June 2, 2006

Obsession

Obsession is not an unfamiliar word to any serious or avid music fan. I assume many people reading this have dealt with it on one or multiple levels in music. I had always penciled myself in with music obsessives, people who loved to talk for hours on end about new releases, singles, genres, controversy, musical politics, et al. But lately, something has been feeling off about this pairing. Presently, it seems more likely that music is obsessing and dominating over me, instead of the other way around. And perhaps I’m a little uncomfortable with how good it feels.

I’ve enjoyed the recent intelligent and thoughtful musings on Stylus’ Soulseeking articles; I’ve marveled at the amount of ways music critics and bloggers can scholarly expound on musical and extra-musical elements that would have seemed esoteric to me, and I’ve watched heated message-board discussions develop with a sense of weariness and wonder.
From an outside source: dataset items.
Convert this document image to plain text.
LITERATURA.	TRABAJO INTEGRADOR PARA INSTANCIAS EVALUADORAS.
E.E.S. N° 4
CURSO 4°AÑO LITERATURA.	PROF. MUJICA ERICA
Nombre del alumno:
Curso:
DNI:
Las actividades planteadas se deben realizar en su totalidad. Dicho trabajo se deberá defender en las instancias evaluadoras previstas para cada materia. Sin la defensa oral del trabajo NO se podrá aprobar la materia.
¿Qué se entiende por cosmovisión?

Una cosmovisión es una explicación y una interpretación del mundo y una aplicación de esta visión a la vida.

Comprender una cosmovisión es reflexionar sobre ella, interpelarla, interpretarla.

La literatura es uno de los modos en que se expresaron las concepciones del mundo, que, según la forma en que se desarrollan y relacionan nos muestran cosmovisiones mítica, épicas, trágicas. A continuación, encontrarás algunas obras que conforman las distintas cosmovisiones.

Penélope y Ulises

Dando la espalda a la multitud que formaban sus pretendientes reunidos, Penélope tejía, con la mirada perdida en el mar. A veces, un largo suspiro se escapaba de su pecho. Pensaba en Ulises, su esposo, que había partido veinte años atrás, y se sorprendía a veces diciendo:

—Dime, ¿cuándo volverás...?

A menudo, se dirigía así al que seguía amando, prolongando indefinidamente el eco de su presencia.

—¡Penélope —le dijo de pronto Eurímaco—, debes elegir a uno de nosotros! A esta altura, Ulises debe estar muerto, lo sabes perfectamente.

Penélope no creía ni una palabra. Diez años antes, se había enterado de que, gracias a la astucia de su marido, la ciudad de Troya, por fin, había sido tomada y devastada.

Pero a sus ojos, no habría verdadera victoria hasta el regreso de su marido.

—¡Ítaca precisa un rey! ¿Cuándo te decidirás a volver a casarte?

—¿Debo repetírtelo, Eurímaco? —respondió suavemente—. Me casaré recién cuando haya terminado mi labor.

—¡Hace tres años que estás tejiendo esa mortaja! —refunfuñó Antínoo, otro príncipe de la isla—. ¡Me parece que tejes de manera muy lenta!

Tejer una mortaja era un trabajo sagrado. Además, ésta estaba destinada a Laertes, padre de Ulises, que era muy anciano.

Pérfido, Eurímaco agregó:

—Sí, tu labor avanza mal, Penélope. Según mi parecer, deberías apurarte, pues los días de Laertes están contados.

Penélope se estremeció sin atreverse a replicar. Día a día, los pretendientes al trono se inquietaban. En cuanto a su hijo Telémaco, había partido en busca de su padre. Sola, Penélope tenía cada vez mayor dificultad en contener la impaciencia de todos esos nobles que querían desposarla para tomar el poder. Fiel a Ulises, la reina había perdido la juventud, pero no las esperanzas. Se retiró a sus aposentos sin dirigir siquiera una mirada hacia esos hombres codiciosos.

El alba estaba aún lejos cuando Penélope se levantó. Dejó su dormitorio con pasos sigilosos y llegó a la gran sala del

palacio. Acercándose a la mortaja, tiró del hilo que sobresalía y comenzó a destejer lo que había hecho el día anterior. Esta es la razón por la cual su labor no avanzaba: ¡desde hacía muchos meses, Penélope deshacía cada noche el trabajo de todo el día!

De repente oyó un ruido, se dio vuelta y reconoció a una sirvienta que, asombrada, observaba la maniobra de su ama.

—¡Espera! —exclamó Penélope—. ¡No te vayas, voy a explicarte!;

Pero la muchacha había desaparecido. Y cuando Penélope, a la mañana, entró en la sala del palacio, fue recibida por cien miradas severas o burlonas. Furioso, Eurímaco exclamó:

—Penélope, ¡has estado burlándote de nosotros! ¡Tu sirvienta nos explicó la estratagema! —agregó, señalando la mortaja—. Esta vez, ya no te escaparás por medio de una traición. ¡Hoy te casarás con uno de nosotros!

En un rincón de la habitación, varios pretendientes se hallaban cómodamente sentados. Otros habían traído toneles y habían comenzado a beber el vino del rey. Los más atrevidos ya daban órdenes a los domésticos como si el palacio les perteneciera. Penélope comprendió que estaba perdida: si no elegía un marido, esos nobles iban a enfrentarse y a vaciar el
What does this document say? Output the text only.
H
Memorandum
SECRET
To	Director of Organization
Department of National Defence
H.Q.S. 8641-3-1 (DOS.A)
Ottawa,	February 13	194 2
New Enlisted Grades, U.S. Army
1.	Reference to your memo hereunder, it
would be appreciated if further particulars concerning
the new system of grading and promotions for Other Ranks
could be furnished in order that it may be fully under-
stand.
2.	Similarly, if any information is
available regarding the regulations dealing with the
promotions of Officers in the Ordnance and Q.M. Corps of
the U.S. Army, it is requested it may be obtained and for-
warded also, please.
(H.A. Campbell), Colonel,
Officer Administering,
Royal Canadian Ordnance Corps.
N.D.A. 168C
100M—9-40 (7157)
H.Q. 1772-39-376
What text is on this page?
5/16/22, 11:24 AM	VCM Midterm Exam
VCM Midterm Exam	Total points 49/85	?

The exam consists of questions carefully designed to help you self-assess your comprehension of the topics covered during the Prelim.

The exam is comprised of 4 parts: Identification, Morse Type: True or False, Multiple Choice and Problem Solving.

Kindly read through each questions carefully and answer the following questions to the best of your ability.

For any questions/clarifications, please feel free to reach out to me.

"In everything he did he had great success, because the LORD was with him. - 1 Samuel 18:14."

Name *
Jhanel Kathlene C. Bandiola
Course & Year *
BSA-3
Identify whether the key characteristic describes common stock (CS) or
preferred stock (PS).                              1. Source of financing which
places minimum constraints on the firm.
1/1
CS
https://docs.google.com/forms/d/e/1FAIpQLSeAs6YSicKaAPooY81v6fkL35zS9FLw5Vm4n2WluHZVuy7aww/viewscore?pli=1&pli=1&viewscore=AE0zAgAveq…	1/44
But when it comes down to it, I’d rather immerse myself headfirst in music than feverishly write about. I was a musician and music lover long before I wrote about it, and I commonly find it hard to distance myself emotionally from it. This is something a standard critic must do, in order to objectively interpret meaning and evaluate quality. Therefore, you can see how it would be to a critic’s advantage to be able to obsess and defiantly rule over the music itself rather than the other way around.

It’s no secret that I’m a zealous fan of dance music, from disco to house to techno to anything that can fall under the broad umbrella of “minimal.” Obsessing over every little detail, from sub-labels and sub-genres, to signature hi-hat sounds and keyboard patches has become a requisite part of the territory; removing this focus is like trying to appreciate and analyze a slide of germs without a microscope. It’s an intensity that I find seeping elsewhere. While listening to the new Superlongevity compilation on the bus recently, I glanced down at my skin and found myself counting the hairs on my arm. And look, there’s a tiny blemish near my elbow. By the time I’m squeezing each of my fingers, measuring the slightly different sentiment each one produces, the music has attained a strong emotional control over me.

Admittedly, there is something a bit wrong about this, being so tied up in one area of life, obsessively hunting down new music, information, and then going to see people play it. Surely, I should focus more on my job, my friends, and my physical well-being more than trying to find out the best Afro-disco singles from the 80’s. Or discovering that Daft Punk’s logo nearly rips of the Strictly Rhythm logo:

Yet music is the most consistent source of joy in my life at the moment, and for the moment I have no problem letting myself be overwhelmed by it, no matter the anti-social ramifications (this being America, not Germany.) Things like the buoyancy of a great DJ set, the nomadic surprises of crate-digging, that spunky drive you feel upon following scents of a sub-genre towards its actual taste; these things excite me more than they should. Perhaps it’s the archivist in me that sees these obscure vinyl releases, new and old, as forgotten fragments of feeling. That these abandoned feelings, dreams, beliefs, and hopes belonging to remote people and communities can trickle down from a piece of vinyl to my hand and into my head. What a joyous panic these thoughts bring me! A whistle and a fever, then I see a wall tethered to spinning circles. A knock on the wrong. A vision finally spread into two. Two skins into a flare. Oh the joy of discovery! Oh the pain of obsession.